Python allows for a simple check if a string is contained in another string:
'ab' in 'abcd'
which evaluates to True
.
Now take a numpy
array of strings and you can do this:
import numpy as np
A0 = np.array(['z', 'u', 'w'],dtype=object)
A0[:,None] != A0
Resulting in a boolean array:
array([[False, True, True],
[ True, False, True],
[ True, True, False]], dtype=bool)
Lets now take another array:
A1 = np.array(['u_w', 'u_z', 'w_z'],dtype=object)

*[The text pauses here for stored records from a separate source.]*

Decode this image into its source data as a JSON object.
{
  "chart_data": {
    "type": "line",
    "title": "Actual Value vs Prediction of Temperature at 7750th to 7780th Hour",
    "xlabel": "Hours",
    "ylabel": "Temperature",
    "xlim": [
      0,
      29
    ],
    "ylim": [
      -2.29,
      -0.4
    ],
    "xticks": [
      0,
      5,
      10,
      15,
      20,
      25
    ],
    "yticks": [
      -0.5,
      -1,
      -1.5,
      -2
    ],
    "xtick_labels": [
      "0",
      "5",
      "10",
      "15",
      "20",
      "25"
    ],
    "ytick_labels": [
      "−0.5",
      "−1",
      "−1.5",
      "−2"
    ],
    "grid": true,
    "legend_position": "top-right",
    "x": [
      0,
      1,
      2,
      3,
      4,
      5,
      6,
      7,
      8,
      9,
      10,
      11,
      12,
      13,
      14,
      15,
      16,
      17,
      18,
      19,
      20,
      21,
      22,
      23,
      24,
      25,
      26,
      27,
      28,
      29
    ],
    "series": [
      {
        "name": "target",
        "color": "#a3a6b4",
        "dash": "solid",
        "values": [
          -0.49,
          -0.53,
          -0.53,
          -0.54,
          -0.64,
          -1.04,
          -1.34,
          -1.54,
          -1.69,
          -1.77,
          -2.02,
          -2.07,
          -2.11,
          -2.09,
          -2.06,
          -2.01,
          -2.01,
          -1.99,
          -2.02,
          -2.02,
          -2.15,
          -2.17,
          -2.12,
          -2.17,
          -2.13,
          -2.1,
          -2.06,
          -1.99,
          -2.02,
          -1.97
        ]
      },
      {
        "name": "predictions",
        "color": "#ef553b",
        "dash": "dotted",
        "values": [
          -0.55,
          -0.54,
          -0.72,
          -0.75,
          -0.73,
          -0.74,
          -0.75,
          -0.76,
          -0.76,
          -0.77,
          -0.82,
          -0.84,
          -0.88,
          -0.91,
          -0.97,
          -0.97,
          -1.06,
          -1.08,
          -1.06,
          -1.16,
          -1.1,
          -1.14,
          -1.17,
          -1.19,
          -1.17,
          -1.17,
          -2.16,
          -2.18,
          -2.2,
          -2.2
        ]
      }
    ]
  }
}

I want to check where a string of A0
is not contained in a string in A1
, essentially creating unique combinations, but the following does not yield a boolean array, only a single boolean, regardless of how I write the indices:
A0[:,None] not in A1
I also tried using numpy.in1d
and np.ndarray.__contains__
but those methods don't seem to do the trick either.
Performance is an issue here so I want to make full use of numpy's
optimizations.
How do I achieve this?
EDIT:
I found it can be done like this:
fv = np.vectorize(lambda x,y: x not in y)
fv(A0[:,None],A1)
But as the numpy
docs state:
The vectorize function is provided primarily for convenience, not for performance. The implementation is essentially a for loop.
So this is the same as just looping over the array, and it would be nice to solve this without explicit or implicit for-loop.